Hoje somos interpolados por amigos e familiares onde cada um expressa-se com sentido de nos convencer das suas certezas, não para partilhar perspectivas. Somos como que eternos adolescentes a querer testar a paciência dos nossos pais impondo a nossa razão, a voluptuosa razão. Claro que o diálogo não é exclusivo do obter razão, mesmo por parte dos nossos amigos e familiares e de uma forma constante. Não, digamos que existe antes um tempero social para a nossa dialética ser saboreada pela razão e não pelo conhecimento, um desejo insaciável por certezas, aquelas que adoçam a amargura da realidade incontrolável, rebelde, que despoleta fenômenos que nos oprimem, ou nos destroem – onde está a capacidade evolutiva em retirar lições dos fenômenos como bebida divina para a nossa transcendência?

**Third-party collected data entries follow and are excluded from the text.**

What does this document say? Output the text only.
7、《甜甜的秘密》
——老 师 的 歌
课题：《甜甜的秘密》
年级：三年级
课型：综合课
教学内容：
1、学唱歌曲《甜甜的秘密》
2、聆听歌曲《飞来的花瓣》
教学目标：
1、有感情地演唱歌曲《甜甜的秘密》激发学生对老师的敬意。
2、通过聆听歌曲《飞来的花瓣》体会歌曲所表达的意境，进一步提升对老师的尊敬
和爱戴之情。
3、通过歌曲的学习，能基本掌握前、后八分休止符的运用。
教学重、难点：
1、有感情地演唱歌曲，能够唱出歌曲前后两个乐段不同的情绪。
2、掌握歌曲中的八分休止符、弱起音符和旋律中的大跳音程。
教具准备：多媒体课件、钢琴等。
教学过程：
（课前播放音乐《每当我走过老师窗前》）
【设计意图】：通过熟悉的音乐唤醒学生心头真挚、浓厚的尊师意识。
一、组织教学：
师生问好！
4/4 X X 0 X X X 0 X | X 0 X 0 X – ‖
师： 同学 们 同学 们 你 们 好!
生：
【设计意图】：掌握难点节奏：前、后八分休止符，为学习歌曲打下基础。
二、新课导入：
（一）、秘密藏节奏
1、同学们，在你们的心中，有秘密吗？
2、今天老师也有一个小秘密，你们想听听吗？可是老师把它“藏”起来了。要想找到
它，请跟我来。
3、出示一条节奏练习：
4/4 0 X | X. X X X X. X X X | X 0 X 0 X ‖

De tudo isto nasce a era da pós-verdade. Para o filósofo Bruno Latour que cunhou esta palavra, existe agora um claro relativismo de tudo o que era facto enquanto ponto de união nos pilares que sustentam a sociedade, mas o mais surpreendente é que este processo absurdo não é feito pela nossa teimosia intrépida para obter a razão, é, primeiro que tudo, um factor comercial – ou como Platão diria, o conforto é o maior inimigo da evolução civilizacional e a modernidade fez nascer a supressão na base da pirâmide de Maslow, permitindo às massas obter tempo para opinar, mas como o sistema educativo estrategicamente castrou-as do pensamento crítico, os media conduziram ao fabrico de opiniões que mais favorecem o comércio e a internet tornou-se o espaço perfeito, enquanto mais evoluído do que os media tradicionais, para disseminar factos que se assemelham à realidade. Porque não criar grupos que disseminam informação falsa sobre a estabilidade climática por forma a manter o meu negócio rentável? Porque não disseminar informação falsa sobre a geometria do Planeta como forma de impulsionar o radicalismo religioso? A pós-modernidade é a decadência do Humano mecanizado para a rotina produtiva e a verdade é agora uma ração alimentar para o nosso lado intelectual – saciando-se as necessidades Humanas não existem revoltas, esta é a maior lição retirada nos primórdios da revolução industrial aquando das primeiras manifestações sindicalistas.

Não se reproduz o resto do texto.